If you are to have such a wealth of data at your disposal in one, two or even three decades, architectural design and data collection must start today. Internet giants such as Amazon or Google have long since understood this. The pioneers of big data are primarily concerned with collecting the largest volume of data possible and managing it in a flexible manner.

What these data might eventually be good for is a question that can be addressed in ten years time. The reasons for Google’s entry into the car industry, robotics and the field of home technology have to be judged with this in mind. In all three cases, it’s not primarily to sell hardware, but rather for the ownership of data produced by that hardware.


Someone building a house doesn’t start planning the project when laying the roof tiles. The architecture and design of the structure are defined long before the first excavator arrives at the site. Perhaps the vision itself arises even before purchase of the actual plot. Of course, there will be adjustments made during the building process. The building site itself may hold in store the odd surprise, or a window may need to be shifted just a few centimetres to gain a better view.

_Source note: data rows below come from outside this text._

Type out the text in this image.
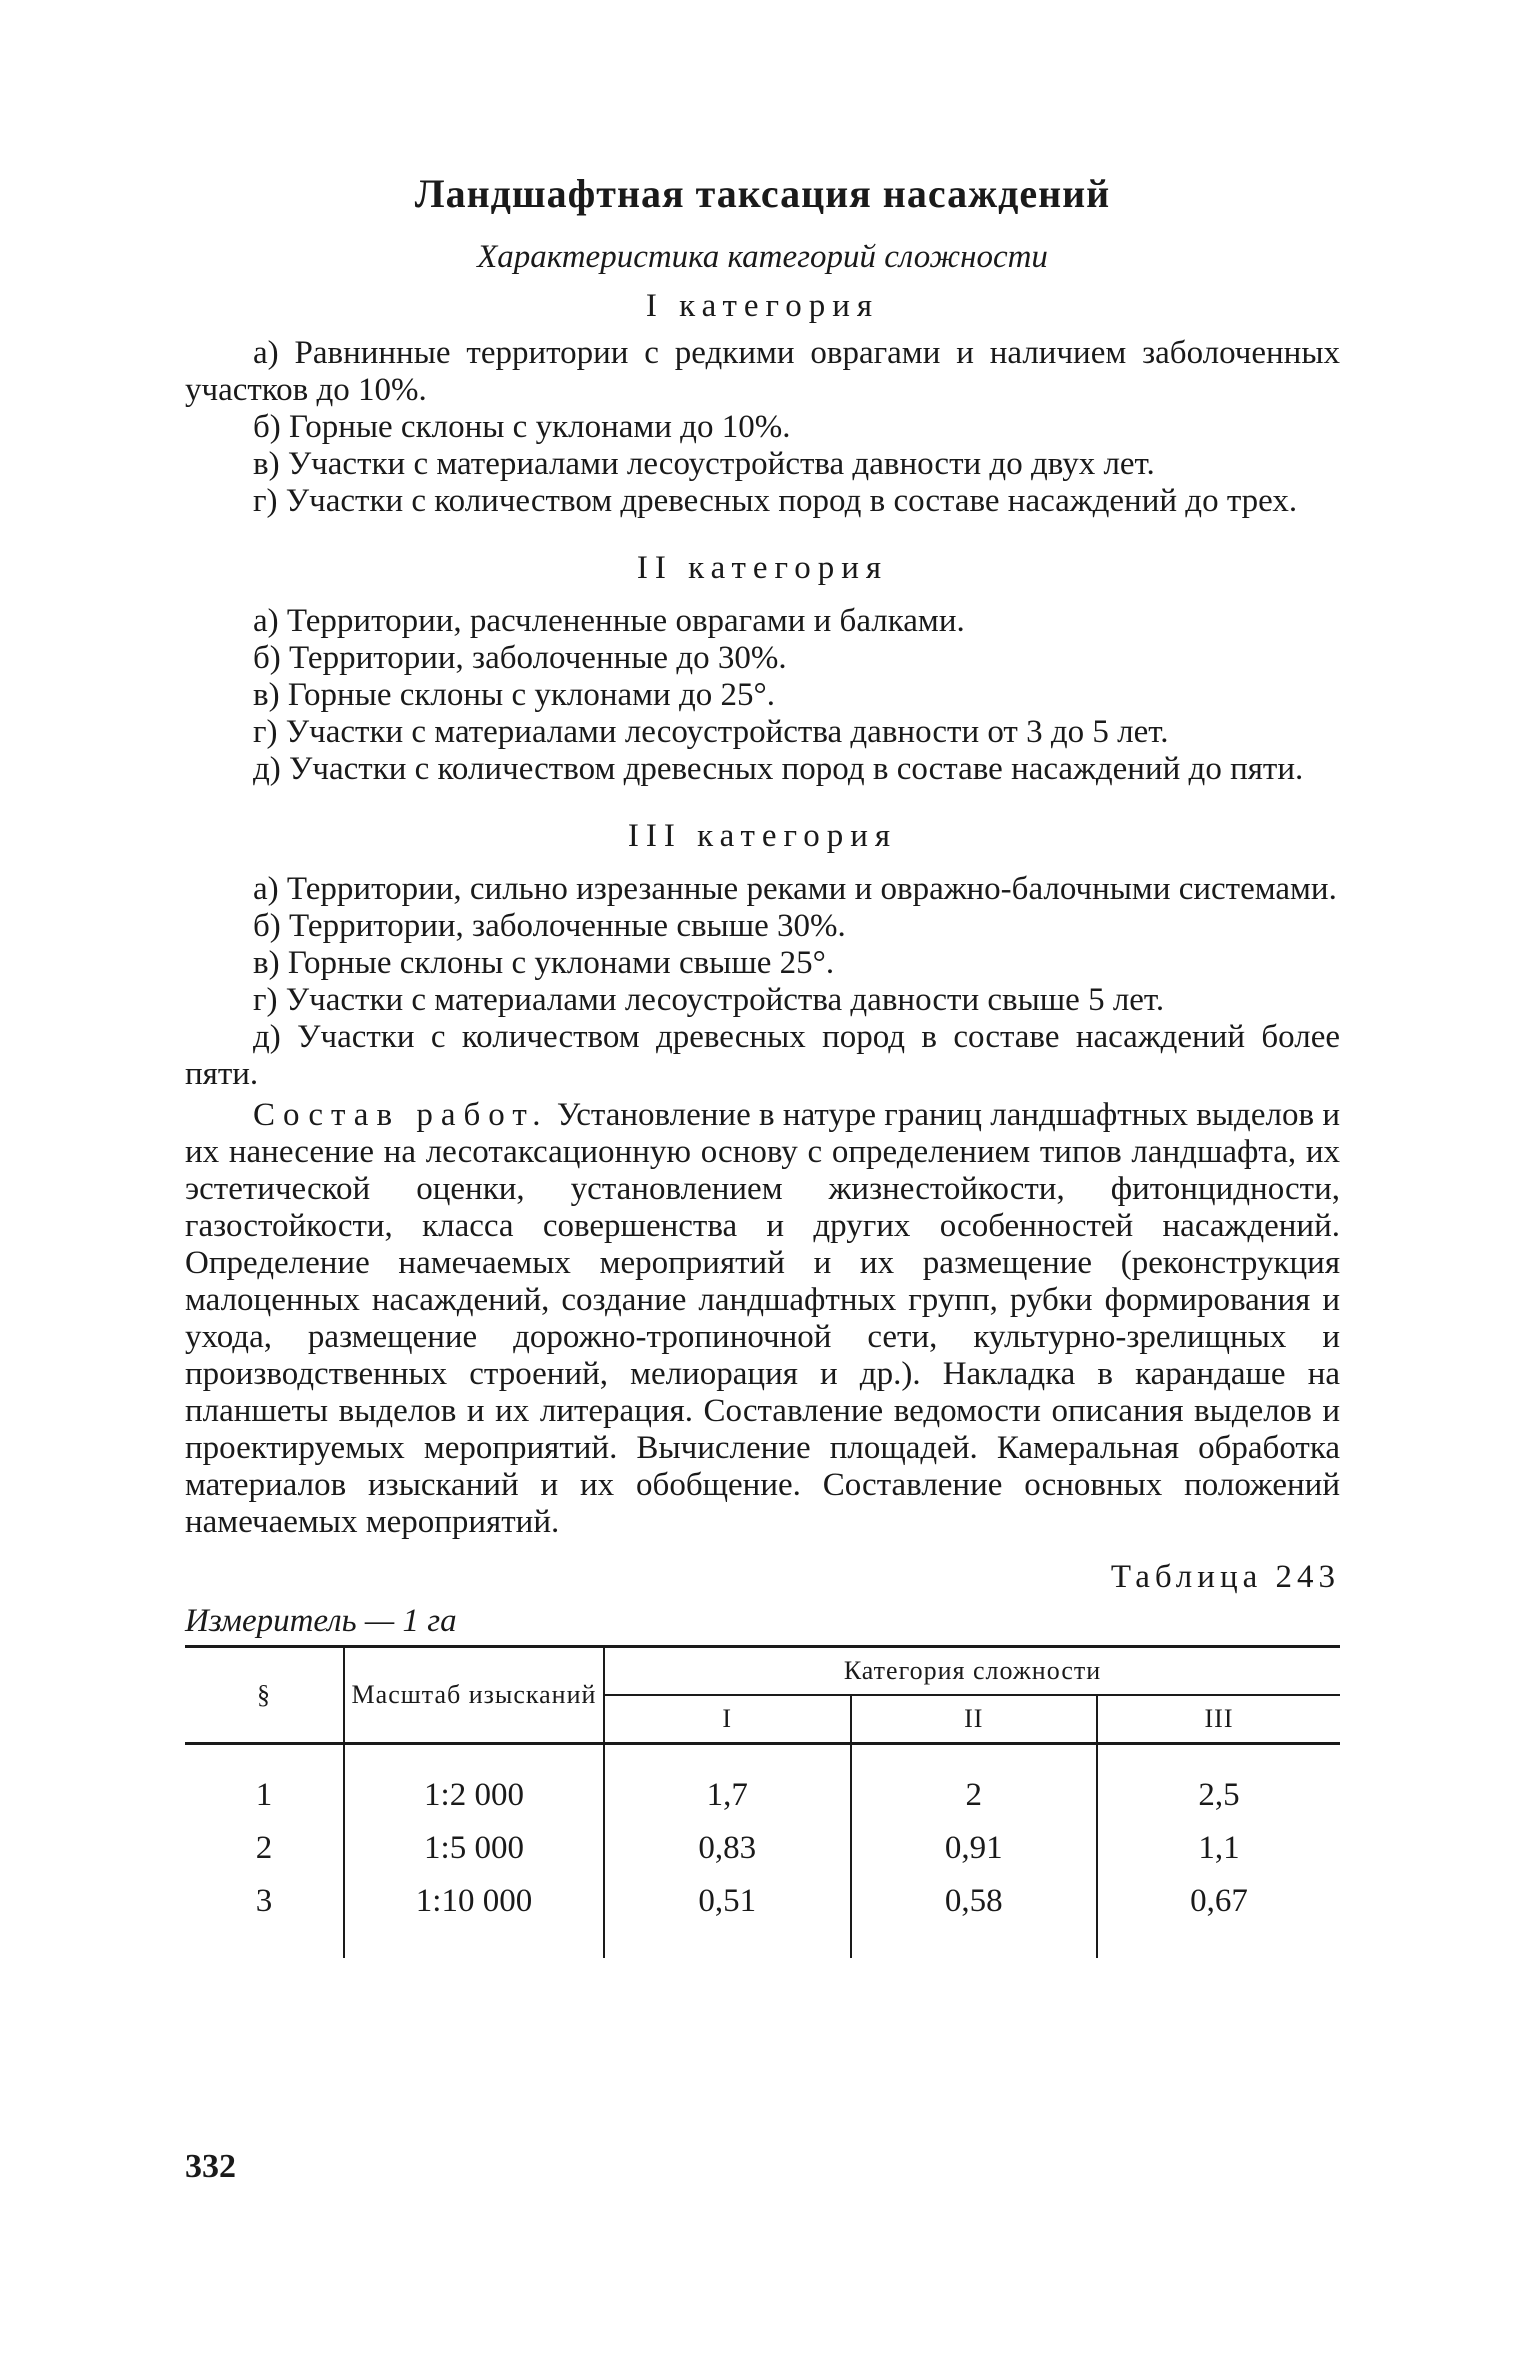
Ландшафтная таксация насаждений
Характеристика категорий сложности
I категория

а) Равнинные территории с редкими оврагами и наличием заболоченных участков до 10%.

б) Горные склоны с уклонами до 10%.

в) Участки с материалами лесоустройства давности до двух лет.

г) Участки с количеством древесных пород в составе насаждений до трех.

II категория

а) Территории, расчлененные оврагами и балками.

б) Территории, заболоченные до 30%.

в) Горные склоны с уклонами до 25°.

г) Участки с материалами лесоустройства давности от 3 до 5 лет.

д) Участки с количеством древесных пород в составе насаждений до пяти.

III категория

а) Территории, сильно изрезанные реками и овражно-балочными системами.

б) Территории, заболоченные свыше 30%.

в) Горные склоны с уклонами свыше 25°.

г) Участки с материалами лесоустройства давности свыше 5 лет.

д) Участки с количеством древесных пород в составе насаждений более пяти.

Состав работ. Установление в натуре границ ландшафтных выделов и их нанесение на лесотаксационную основу с определением типов ландшафта, их эстетической оценки, установлением жизнестойкости, фитонцидности, газостойкости, класса совершенства и других особенностей насаждений. Определение намечаемых мероприятий и их размещение (реконструкция малоценных насаждений, создание ландшафтных групп, рубки формирования и ухода, размещение дорожно-тропиночной сети, культурно-зрелищных и производственных строений, мелиорация и др.). Накладка в карандаше на планшеты выделов и их литерация. Составление ведомости описания выделов и проектируемых мероприятий. Вычисление площадей. Камеральная обработка материалов изысканий и их обобщение. Составление основных положений намечаемых мероприятий.

Таблица 243
Измеритель — 1 га
§	Масштаб изысканий	Категория сложности		
		I	II	III
1	1:2 000	1,7	2	2,5
2	1:5 000	0,83	0,91	1,1
3	1:10 000	0,51	0,58	0,67
332
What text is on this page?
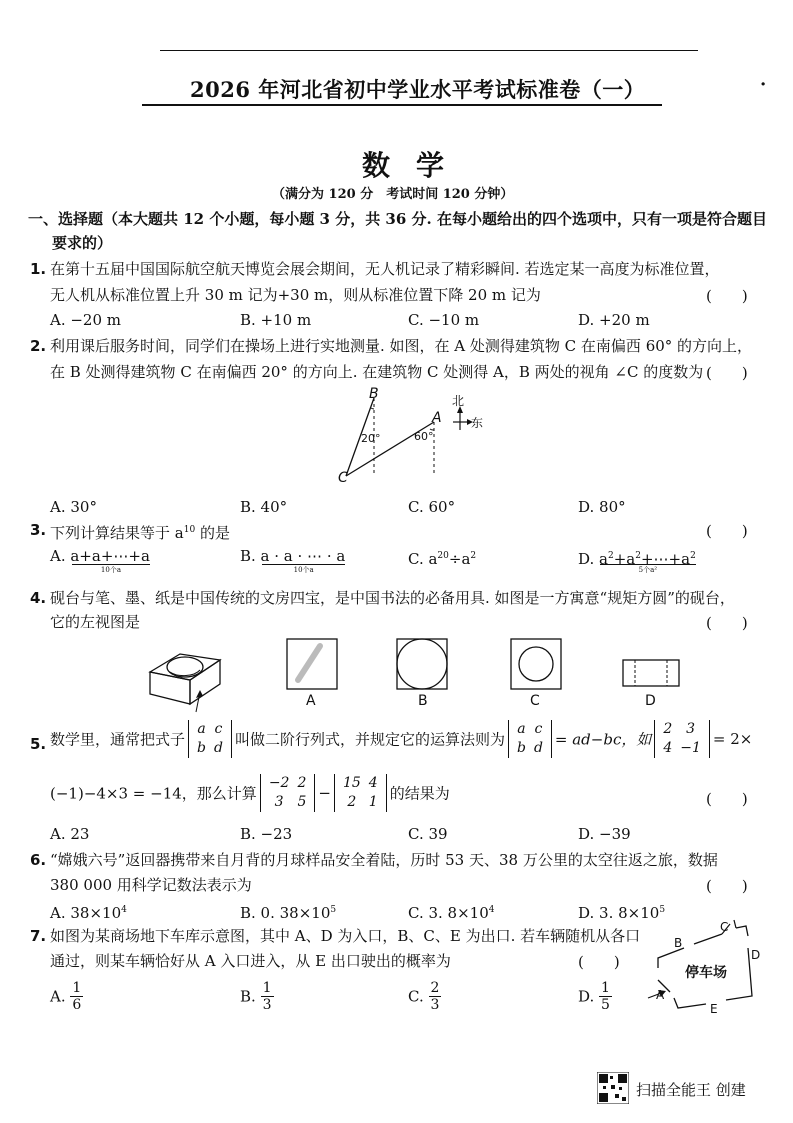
2026 年河北省初中学业水平考试标准卷（一）	·
数学
（满分为 120 分　考试时间 120 分钟）
一、选择题（本大题共 12 个小题，每小题 3 分，共 36 分. 在每小题给出的四个选项中，只有一项是符合题目
要求的）
1. 在第十五届中国国际航空航天博览会展会期间，无人机记录了精彩瞬间. 若选定某一高度为标准位置，
无人机从标准位置上升 30 m 记为+30 m，则从标准位置下降 20 m 记为	(　　)
A. −20 m	B. +10 m	C. −10 m	D. +20 m
2. 利用课后服务时间，同学们在操场上进行实地测量. 如图，在 A 处测得建筑物 C 在南偏西 60° 的方向上，
在 B 处测得建筑物 C 在南偏西 20° 的方向上. 在建筑物 C 处测得 A，B 两处的视角 ∠C 的度数为 (　　)
A. 30°	B. 40°	C. 60°	D. 80°
B
A
C
20°	60°
北
东
3. 下列计算结果等于 $a^{10}$ 的是	(　　)
A. a+a+⋯+a
10个a
B. a · a · ⋯ · a
10个a
C. $a^{20}\div a^2$	D. $a^2+a^2+\cdots+a^2$
5个a²
4. 砚台与笔、墨、纸是中国传统的文房四宝，是中国书法的必备用具. 如图是一方寓意“规矩方圆”的砚台，
它的左视图是	(　　)
A	B	C	D
5. 数学里，通常把式子
a	c
b	d 叫做二阶行列式，并规定它的运算法则为
a	c
b	d = ad−bc，如
2	3
4	−1 = 2×
(−1)−4×3 = −14，那么计算
−2	2
3	5 −
15	4
2	1 的结果为	(　　)
A. 23	B. −23	C. 39	D. −39
6. “嫦娥六号”返回器携带来自月背的月球样品安全着陆，历时 53 天、38 万公里的太空往返之旅，数据
380 000 用科学记数法表示为	(　　)
A. $38\times 10^4$	B. 0. $38\times 10^5$	C. 3. $8\times 10^4$	D. 3. $8\times 10^5$
7. 如图为某商场地下车库示意图，其中 A、D 为入口，B、C、E 为出口. 若车辆随机从各口
通过，则某车辆恰好从 A 入口进入，从 E 出口驶出的概率为	(　　)
A. $\frac{1}{6}$	B. $\frac{1}{3}$	C. $\frac{2}{3}$	D. $\frac{1}{5}$
停车场
A
B
C
D
E
扫描全能王 创建
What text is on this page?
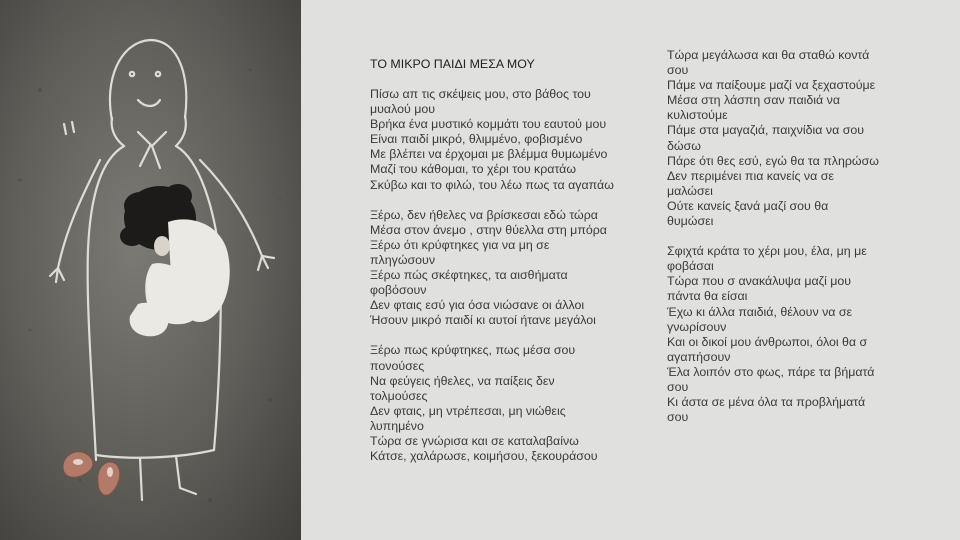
ΤΟ ΜΙΚΡΟ ΠΑΙΔΙ ΜΕΣΑ ΜΟΥ
Πίσω απ τις σκέψεις μου, στο βάθος του
μυαλού μου
Βρήκα ένα μυστικό κομμάτι του εαυτού μου
Είναι παιδί μικρό, θλιμμένο, φοβισμένο
Με βλέπει να έρχομαι με βλέμμα θυμωμένο
Μαζί του κάθομαι, το χέρι του κρατάω
Σκύβω και το φιλώ, του λέω πως τα αγαπάω
Ξέρω, δεν ήθελες να βρίσκεσαι εδώ τώρα
Μέσα στον άνεμο , στην θύελλα στη μπόρα
Ξέρω ότι κρύφτηκες για να μη σε
πληγώσουν
Ξέρω πώς σκέφτηκες, τα αισθήματα
φοβόσουν
Δεν φταις εσύ για όσα νιώσανε οι άλλοι
Ήσουν μικρό παιδί κι αυτοί ήτανε μεγάλοι
Ξέρω πως κρύφτηκες, πως μέσα σου
πονούσες
Να φεύγεις ήθελες, να παίξεις δεν
τολμούσες
Δεν φταις, μη ντρέπεσαι, μη νιώθεις
λυπημένο
Τώρα σε γνώρισα και σε καταλαβαίνω
Κάτσε, χαλάρωσε, κοιμήσου, ξεκουράσου
Τώρα μεγάλωσα και θα σταθώ κοντά
σου
Πάμε να παίξουμε μαζί να ξεχαστούμε
Μέσα στη λάσπη σαν παιδιά να
κυλιστούμε
Πάμε στα μαγαζιά, παιχνίδια να σου
δώσω
Πάρε ότι θες εσύ, εγώ θα τα πληρώσω
Δεν περιμένει πια κανείς να σε
μαλώσει
Ούτε κανείς ξανά μαζί σου θα
θυμώσει
Σφιχτά κράτα το χέρι μου, έλα, μη με
φοβάσαι
Τώρα που σ ανακάλυψα μαζί μου
πάντα θα είσαι
Έχω κι άλλα παιδιά, θέλουν να σε
γνωρίσουν
Και οι δικοί μου άνθρωποι, όλοι θα σ
αγαπήσουν
Έλα λοιπόν στο φως, πάρε τα βήματά
σου
Κι άστα σε μένα όλα τα προβλήματά
σου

Just like a building plan, a data architecture must not be carved in stone by default. Now is the time to start laying the foundations for what you might want to be doing in 10 years time. Start early, plan ahead, and leave time for things to mature. Take the time now to prepare better and earlier than your current and newly emerging competitors.

Horváth & Partners and E-3 Magazine (German) November 2015

About the author

Michael Mattern, Horváth & Partners

Michael Mattern is Principal Enterprise Architect and coach (ERP, BW and S/4). He works as a senior expert for Horváth & Partners, an international management consultancy specialising in business management and performance optimisation.